After her first trip to India, she decided to return with a plan to address this problem. As a graduate student at MIT, Rajasingh traveled to India two more times to conduct research through MIT International Science and Technology Initiatives (MISTI) and her thesis focused on the gap between making technologies and getting them to Indian villages. A tip from her thesis reader, Media Lab lecturer Joost Bonsen, connected her to a Harvard student that was cross-registered in one of his classes, Jackie Stenson who shared her passion and they came up with the idea for their company over lunch at Mass. Avenue’s Flour Bakery.

Essmart, a distribution company that brings life-improving technologies to people in India, was founded by Rajasingh and Stenson in August 2012 with one distribution center in Pollachi and it has since expanded to six throughout the state of Tamil Nadu.

“We started with a pilot during IAP before I graduated,” says Rajasingh. “We went to Pollachi, a small town in south India, where we established our first office. We interviewed 200 retail stores about selling products and were able to test the market by giving stores sample products to sell.”

Since then, they have developed relationships with more than 1,300 stores across six different regions in Tamil Nadu. Many of the shops focus on fast-moving consumer products and goods like shampoo, Coca Cola, and cheap toys. Most have never heard of the 100 products available in the Essmart catalog.

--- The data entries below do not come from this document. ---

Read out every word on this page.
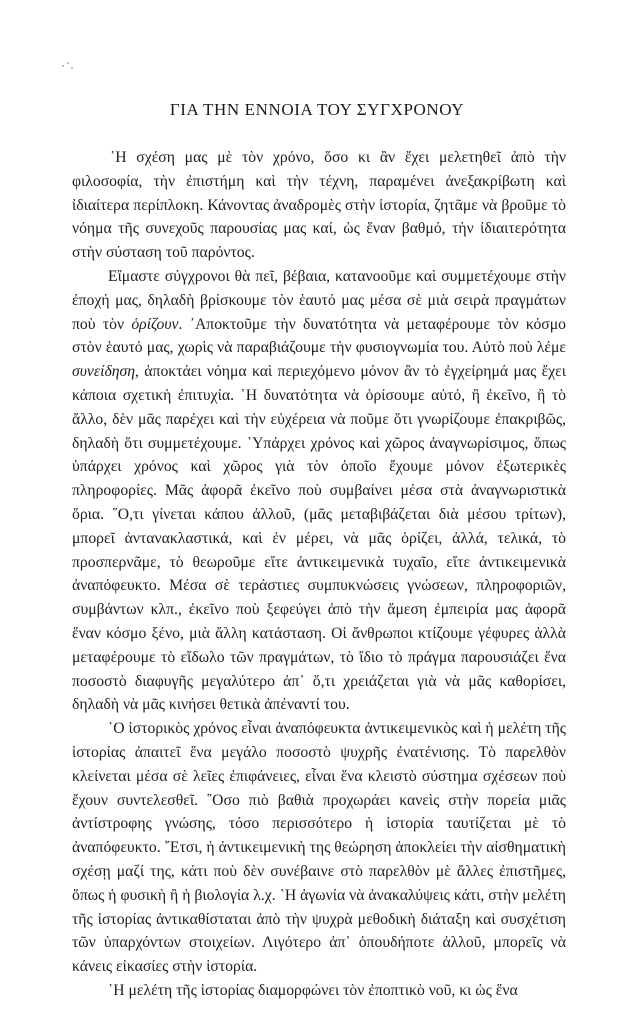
ΓΙΑ ΤΗΝ ΕΝΝΟΙΑ ΤΟΥ ΣΥΓΧΡΟΝΟΥ

῾Η σχέση μας μὲ τὸν χρόνο, ὅσο κι ἂν ἔχει μελετηθεῖ ἀπὸ τὴν φιλοσοφία, τὴν ἐπιστήμη καὶ τὴν τέχνη, παραμένει ἀνεξακρίβωτη καὶ ἰδιαίτερα περίπλοκη. Κάνοντας ἀναδρομὲς στὴν ἱστορία, ζητᾶμε νὰ βροῦμε τὸ νόημα τῆς συνεχοῦς παρουσίας μας καί, ὡς ἕναν βαθμό, τὴν ἰδιαιτερότητα στὴν σύσταση τοῦ παρόντος.

Εἴμαστε σύγχρονοι θὰ πεῖ, βέβαια, κατανοοῦμε καὶ συμμετέχουμε στὴν ἐποχή μας, δηλαδὴ βρίσκουμε τὸν ἑαυτό μας μέσα σὲ μιὰ σειρὰ πραγμάτων ποὺ τὸν ὁρίζουν. ᾿Αποκτοῦμε τὴν δυνατότητα νὰ μεταφέρουμε τὸν κόσμο στὸν ἑαυτό μας, χωρὶς νὰ παραβιάζουμε τὴν φυσιογνωμία του. Αὐτὸ ποὺ λέμε συνείδηση, ἀποκτάει νόημα καὶ περιεχόμενο μόνον ἂν τὸ ἐγχείρημά μας ἔχει κάποια σχετικὴ ἐπιτυχία. ῾Η δυνατότητα νὰ ὁρίσουμε αὐτό, ἢ ἐκεῖνο, ἢ τὸ ἄλλο, δὲν μᾶς παρέχει καὶ τὴν εὐχέρεια νὰ ποῦμε ὅτι γνωρίζουμε ἐπακριβῶς, δηλαδὴ ὅτι συμμετέχουμε. ῾Υπάρχει χρόνος καὶ χῶρος ἀναγνωρίσιμος, ὅπως ὑπάρχει χρόνος καὶ χῶρος γιὰ τὸν ὁποῖο ἔχουμε μόνον ἐξωτερικὲς πληροφορίες. Μᾶς ἀφορᾶ ἐκεῖνο ποὺ συμβαίνει μέσα στὰ ἀναγνωριστικὰ ὅρια. ῞Ο,τι γίνεται κάπου ἀλλοῦ, (μᾶς μεταβιβάζεται διὰ μέσου τρίτων), μπορεῖ ἀντανακλαστικά, καὶ ἐν μέρει, νὰ μᾶς ὁρίζει, ἀλλά, τελικά, τὸ προσπερνᾶμε, τὸ θεωροῦμε εἴτε ἀντικειμενικὰ τυχαῖο, εἴτε ἀντικειμενικὰ ἀναπόφευκτο. Μέσα σὲ τεράστιες συμπυκνώσεις γνώσεων, πληροφοριῶν, συμβάντων κλπ., ἐκεῖνο ποὺ ξεφεύγει ἀπὸ τὴν ἄμεση ἐμπειρία μας ἀφορᾶ ἕναν κόσμο ξένο, μιὰ ἄλλη κατάσταση. Οἱ ἄνθρωποι κτίζουμε γέφυρες ἀλλὰ μεταφέρουμε τὸ εἴδωλο τῶν πραγμάτων, τὸ ἴδιο τὸ πράγμα παρουσιάζει ἕνα ποσοστὸ διαφυγῆς μεγαλύτερο ἀπ᾿ ὅ,τι χρειάζεται γιὰ νὰ μᾶς καθορίσει, δηλαδὴ νὰ μᾶς κινήσει θετικὰ ἀπέναντί του.

῾Ο ἱστορικὸς χρόνος εἶναι ἀναπόφευκτα ἀντικειμενικὸς καὶ ἡ μελέτη τῆς ἱστορίας ἀπαιτεῖ ἕνα μεγάλο ποσοστὸ ψυχρῆς ἐνατένισης. Τὸ παρελθὸν κλείνεται μέσα σὲ λεῖες ἐπιφάνειες, εἶναι ἕνα κλειστὸ σύστημα σχέσεων ποὺ ἔχουν συντελεσθεῖ. ῞Οσο πιὸ βαθιὰ προχωράει κανεὶς στὴν πορεία μιᾶς ἀντίστροφης γνώσης, τόσο περισσότερο ἡ ἱστορία ταυτίζεται μὲ τὸ ἀναπόφευκτο. ῎Ετσι, ἡ ἀντικειμενικὴ της θεώρηση ἀποκλείει τὴν αἰσθηματικὴ σχέσῃ μαζί της, κάτι ποὺ δὲν συνέβαινε στὸ παρελθὸν μὲ ἄλλες ἐπιστῆμες, ὅπως ἡ φυσικὴ ἢ ἡ βιολογία λ.χ. ῾Η ἀγωνία νὰ ἀνακαλύψεις κάτι, στὴν μελέτη τῆς ἱστορίας ἀντικαθίσταται ἀπὸ τὴν ψυχρὰ μεθοδικὴ διάταξη καὶ συσχέτιση τῶν ὑπαρχόντων στοιχείων. Λιγότερο ἀπ᾿ ὁπουδήποτε ἀλλοῦ, μπορεῖς νὰ κάνεις εἰκασίες στὴν ἱστορία.

῾Η μελέτη τῆς ἱστορίας διαμορφώνει τὸν ἐποπτικὸ νοῦ, κι ὡς ἕνα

And for many, these new products are life changing. “For me, recognizing the amount of impact I can have on one person’s life through bringing them a new product is the most rewarding,” says Rajasingh. “Like seeing that a solar lantern can help a family see at night because they’re not connected to the grid or helping a man work more hours to earn more money for his family.”

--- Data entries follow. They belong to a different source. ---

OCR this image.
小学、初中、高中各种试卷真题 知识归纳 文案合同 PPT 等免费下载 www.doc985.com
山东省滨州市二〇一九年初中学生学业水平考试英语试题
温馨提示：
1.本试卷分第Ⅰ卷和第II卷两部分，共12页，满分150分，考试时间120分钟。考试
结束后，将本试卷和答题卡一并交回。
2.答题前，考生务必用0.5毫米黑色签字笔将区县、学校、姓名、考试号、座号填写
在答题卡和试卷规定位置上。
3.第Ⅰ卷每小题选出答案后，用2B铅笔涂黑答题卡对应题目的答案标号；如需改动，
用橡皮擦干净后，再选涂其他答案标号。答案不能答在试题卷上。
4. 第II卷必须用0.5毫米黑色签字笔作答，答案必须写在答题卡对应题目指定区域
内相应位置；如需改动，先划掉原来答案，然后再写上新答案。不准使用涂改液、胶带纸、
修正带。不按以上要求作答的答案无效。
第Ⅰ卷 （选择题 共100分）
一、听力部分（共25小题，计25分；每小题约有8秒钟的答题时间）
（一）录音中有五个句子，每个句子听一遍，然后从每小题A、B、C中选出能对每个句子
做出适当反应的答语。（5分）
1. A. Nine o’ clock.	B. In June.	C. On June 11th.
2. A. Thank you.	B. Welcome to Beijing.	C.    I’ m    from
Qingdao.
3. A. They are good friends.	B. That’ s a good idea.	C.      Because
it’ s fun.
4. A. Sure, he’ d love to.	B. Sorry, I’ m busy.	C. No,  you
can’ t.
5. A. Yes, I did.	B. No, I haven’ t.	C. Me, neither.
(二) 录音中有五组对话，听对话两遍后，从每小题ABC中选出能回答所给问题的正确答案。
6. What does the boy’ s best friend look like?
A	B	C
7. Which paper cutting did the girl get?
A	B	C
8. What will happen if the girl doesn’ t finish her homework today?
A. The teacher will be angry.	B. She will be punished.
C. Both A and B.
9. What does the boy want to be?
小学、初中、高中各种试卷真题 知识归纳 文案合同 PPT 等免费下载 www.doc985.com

Rajasingh says they are constantly searching for useful and relevant products and they rely on feedback from shop owners. “We try to offer a balance of what we think are innovative and socially impactful products and also what people will actually buy and what they need,” says Rajasingh. “Sometimes there is a disconnect between what people are making and what people actually need. A cookstove is a product that is really big in the development sphere, there’s an entire Global Alliance for Clean Cookstoves, but they are something that require a lot of behavioral change and effort to market in these villages so they aren’t often purchased. We keep the product in the catalog because it has a lot of social impact but it’s not the only product.”

The company has addressed one frequent problem—poor-quality, easily-broken goods. “We built our reputation on quality products and after-sales service,” says Rajasingh. The Essmart guarantee means that the company will contact the manufacturer or facilitate fixing or replacing the items, a huge benefit for customers living in remote villages.